Kenapa Berat Badan Turun Drastis Saat Sedang Depresi?

Ditulis oleh:

Terakhir diperbarui: 22 November 2020 . Waktu baca 4 menit
Bagikan sekarang

Depresi adalah kondisi mental yang serius namun sering disepelekan. Terkadang bahkan depresi yang parah bisa dianggap hanya sekadar stress atau galau biasa. Padahal, depresi mengakibatkan banyak efek buruk pada kesehatan fisik, dan salah satunya ditandai oleh berat badan yang menurun drastis. Apa penyebab berat badan turun banyak saat seseorang sedang mengalami depresi?

Mengenal depresi lebih dalam

Rasa sedih, tak bergairah atau bad mood adalah perasaan yang sering kali Anda alami. Namun saat perasaan-perasaan tersebut Anda alami tanpa alasan dan ternyata bertahan beberapa minggu, bulan, bahkan tahun, bisa jadi yang Anda alami adalah depresi.

Depresi walaupun sudah dianggap umum, sebenarnya adalah gangguan suasana hati yang sebaiknya ditanggapi dengan serius. Depresi dapat terjadi pada usia berapa pun dan masih tidak diketahui dengan pasti apa sebenarnya yang menyebabkan terjadinya depresi. Namun beberapa kasus menunjukkan bahwa rasa gelisah yang teramat pada usia anak-anak memiliki kecenderungan untuk tumbuh menjadi perasaan gelisah dan suasana hati yang buruk pada tingkat kronis saat usia dewasa.

Pada beberapa kasus, depresi juga bisa terjadi, karena:

  • Efek samping dari beberapa pengobatan seperti diabetes, kanker, gagal jantung dan penyakit Parkinson
  • Terjadinya peristiwa yang tidak menyenangkan dan tak mudah untuk dilupakan
  • Kepribadian tertentu, seperti mudah khawatir, rasa percaya diri yang rendah, perfeksionis, dan sebagainya
  • Konsumsi obat-obatan dan alkohol.

Kenapa berat badan turun saat depresi?

Depresi sering kali dikaitkan dengan berat badan. Depresi bisa mengakibatkan peningkatan berat badan, namun depresi juga bisa menurunkan berat badan. Berdasarkan beberapa literatur sebenarnya hal itu tak bisa dipastikan dapat terjadi, namun beberapa kondisi yang terjadi saat depresi ini mungkin dapat memicu turunnya berat badan Anda:

1. Kesulitan tidur

Pada beberapa kasus, terjadinya depresi juga disertai dengan kesulitan tidur saat malam hari. Jika depresi Anda juga seperti itu, mungkin saja Anda dapat menurunkan berat badan dengan depresi. Suatu penelitian yang dipublikasikan pada American Dietetic Association mengungkapkan bahwa kalori yang akan Anda bakar saat Anda tak bisa tidur pada saat waktunya tidur, lebih besar (2.5290) dibandingkan dengan kalori yang dibakar selama Anda tidur (2.360). Kombinasi kalori yang akan Anda bakar saat Anda tidak bisa tidur di malam hari, disertai dengan depresi, tentu mengharuskan pembakaran kalori yang lebih banyak, bukan?

2. Efek samping obat anti-depresi

Beberapa pasien depresi biasanya menangani depresinya dengan menggunakan anti-depresi tertentu.

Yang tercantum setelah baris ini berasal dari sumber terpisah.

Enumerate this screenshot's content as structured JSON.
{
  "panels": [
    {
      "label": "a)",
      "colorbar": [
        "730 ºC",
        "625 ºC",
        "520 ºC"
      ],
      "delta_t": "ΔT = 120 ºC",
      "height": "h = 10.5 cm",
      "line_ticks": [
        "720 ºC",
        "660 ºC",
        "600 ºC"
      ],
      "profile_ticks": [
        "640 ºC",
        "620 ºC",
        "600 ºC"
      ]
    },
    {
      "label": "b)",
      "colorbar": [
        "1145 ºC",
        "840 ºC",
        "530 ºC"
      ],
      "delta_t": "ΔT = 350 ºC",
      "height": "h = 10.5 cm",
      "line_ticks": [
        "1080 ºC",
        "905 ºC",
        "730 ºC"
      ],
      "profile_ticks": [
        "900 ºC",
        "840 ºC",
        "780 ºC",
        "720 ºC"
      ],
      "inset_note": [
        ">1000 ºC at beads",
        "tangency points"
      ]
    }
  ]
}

Beberapa anti-depresi mungkin memiliki efek samping yang menyebabkan meningkatnya berat badan, namun ternyata anti-depresi yang mengandung selective serotonin reuptake inhibitor akan memberi efek samping diare kepada konsumennya. Kondisi diare inilah yang kemudian memperbesar peluang Anda dalam menurunkan berat badan dengan depresi.

3. Kelainan makan

Berdasarkan penelitian yang dilakukan oleh University of Maryland Medical Center, timbulnya depresi seringkali dikaitkan dengan timbulnya kondisi bulimia seseorang. Kondisi ini bisa terjadi karena pada beberapa gejala depresi, seseorang akan cenderung kehilangan selera makannya. Bulimia sendiri adalah kelainan pola makan seseorang yang ditandai dengan pengeluaran secara paksa makanan yang baru saja dimakan. Bila kondisi depresi Anda diikuti dengan bulimia, tentu berat badan Anda akan menurun drastis.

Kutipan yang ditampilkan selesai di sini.